The truth is, in the browser, we have our own MVC. In an ideal world, the Model is HTML, the View is CSS, and the Controller is Javascript. In practice, HTML is so ingrained into browser rendering, that it’s impossible to separate from the View. As a Model, HTML documents are rather lacking. No one wants to store anything that’s not being rendered in the HTML structure, as it’s not easy to work with.
Perhaps it’s time to give up on HTML being a source of clean data, and to accept it’s role as part of the view. How then do we achieve proper code separation in our web pages? How do we enable the semantic web when our fundamental form of document is rendering information and not data? The answer is to pull your data from an API. Look at Twitter; Loading up their webpage gives an HTML page with no data. Javascript on the page consumes an API, and passes it into HTML for rendering.

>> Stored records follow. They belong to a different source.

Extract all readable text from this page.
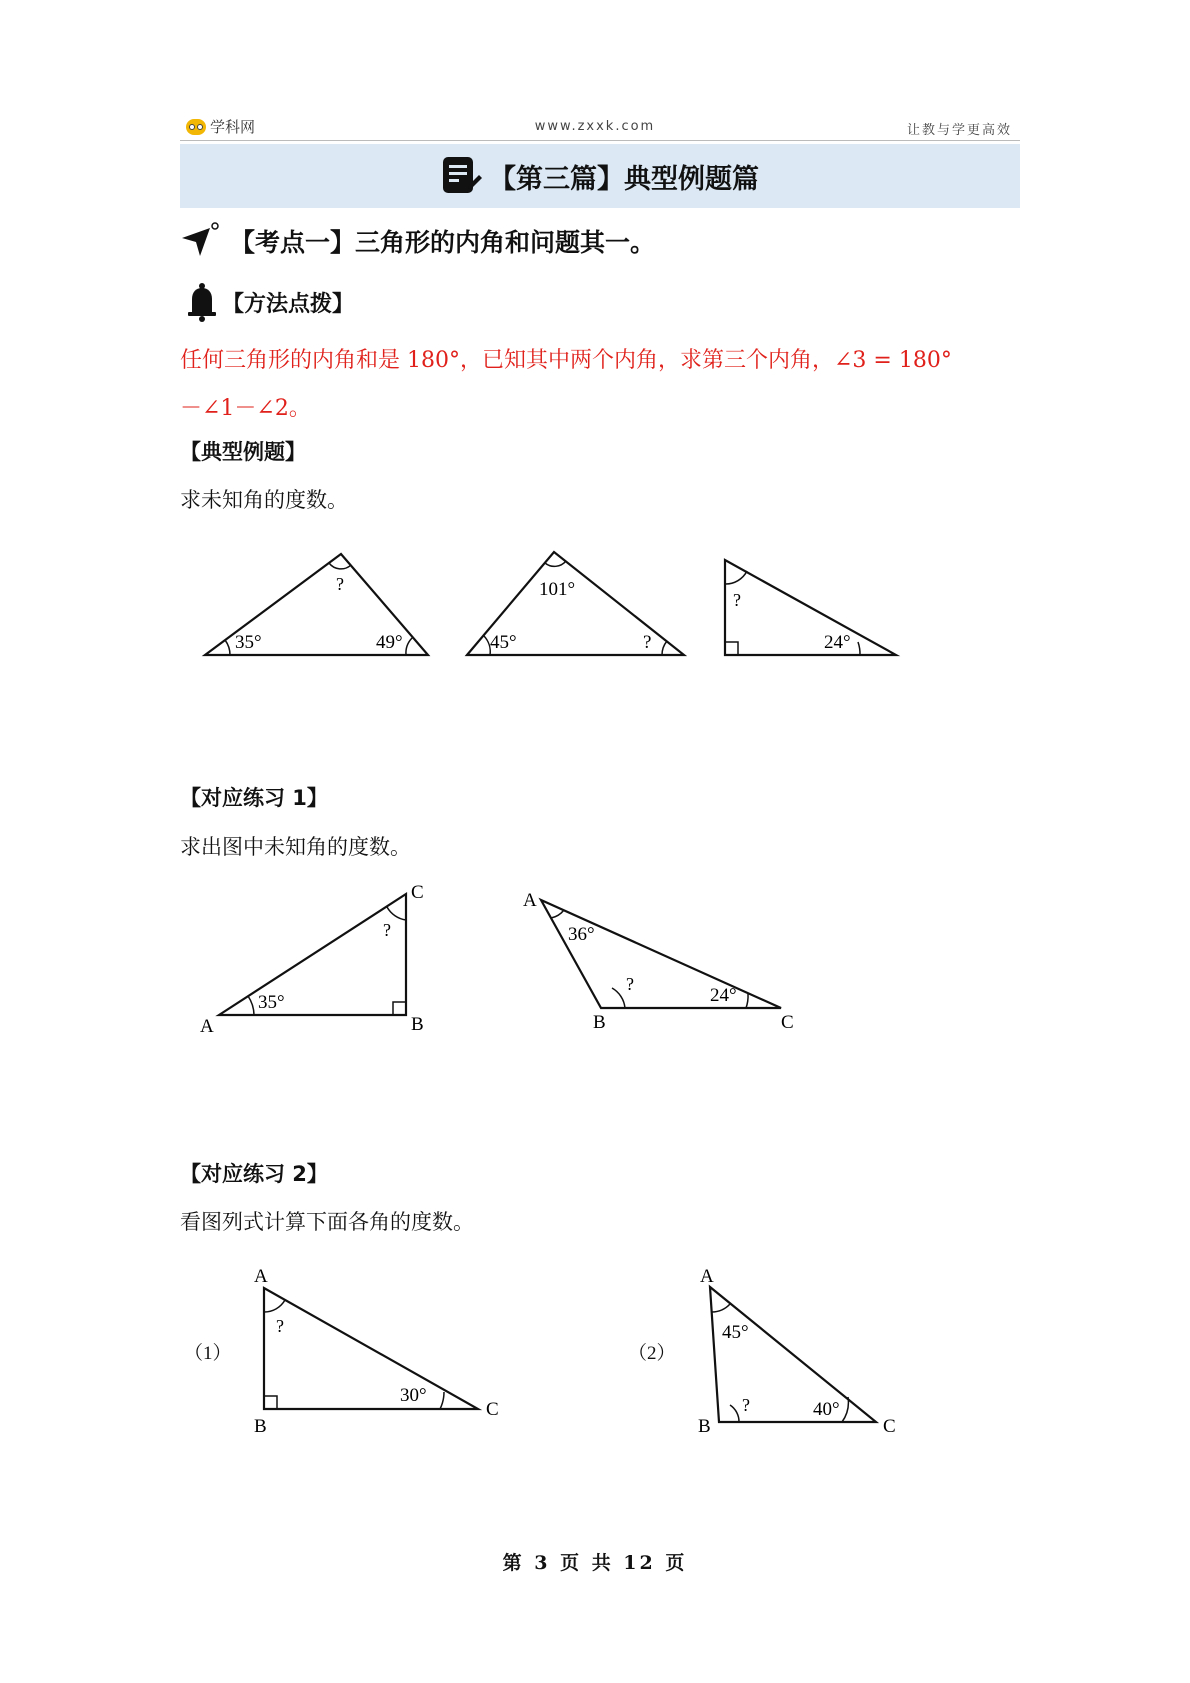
学科网	www.zxxk.com	让教与学更高效
【第三篇】典型例题篇
【考点一】三角形的内角和问题其一。
【方法点拨】
任何三角形的内角和是 180°，已知其中两个内角，求第三个内角，∠3 = 180°
－∠1－∠2。
【典型例题】
求未知角的度数。
?
35°	49°
101°
45°	?
?
24°
【对应练习 1】
求出图中未知角的度数。
35°
?
A	B
C
36°
?
24°
A
B	C
【对应练习 2】
看图列式计算下面各角的度数。
（1）	（2）
?
30°
A
B
C
45°
?	40°
A
B	C
第 3 页 共 12 页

If you’re interested in a clean form of the data itself (the Model from which the page is built), you can grab it from the API(In my case: http://api.twitter.com/1/statuses/user_timeline.json?include_entities=1&include_available_features=1&contributor_details=true&pc=false&include_rts=true&user_id=243506131).
Looking at HTML this way allows us to not feel guilty about non-semantic divs, and not knowing the right microformat for calendar events.
What we do need to make sure of is that our new html pages don’t lock up data, that there is an API for everything, and that it is publically accessible. After all, people only are scraping your HTML for information if it’s not available in a better form.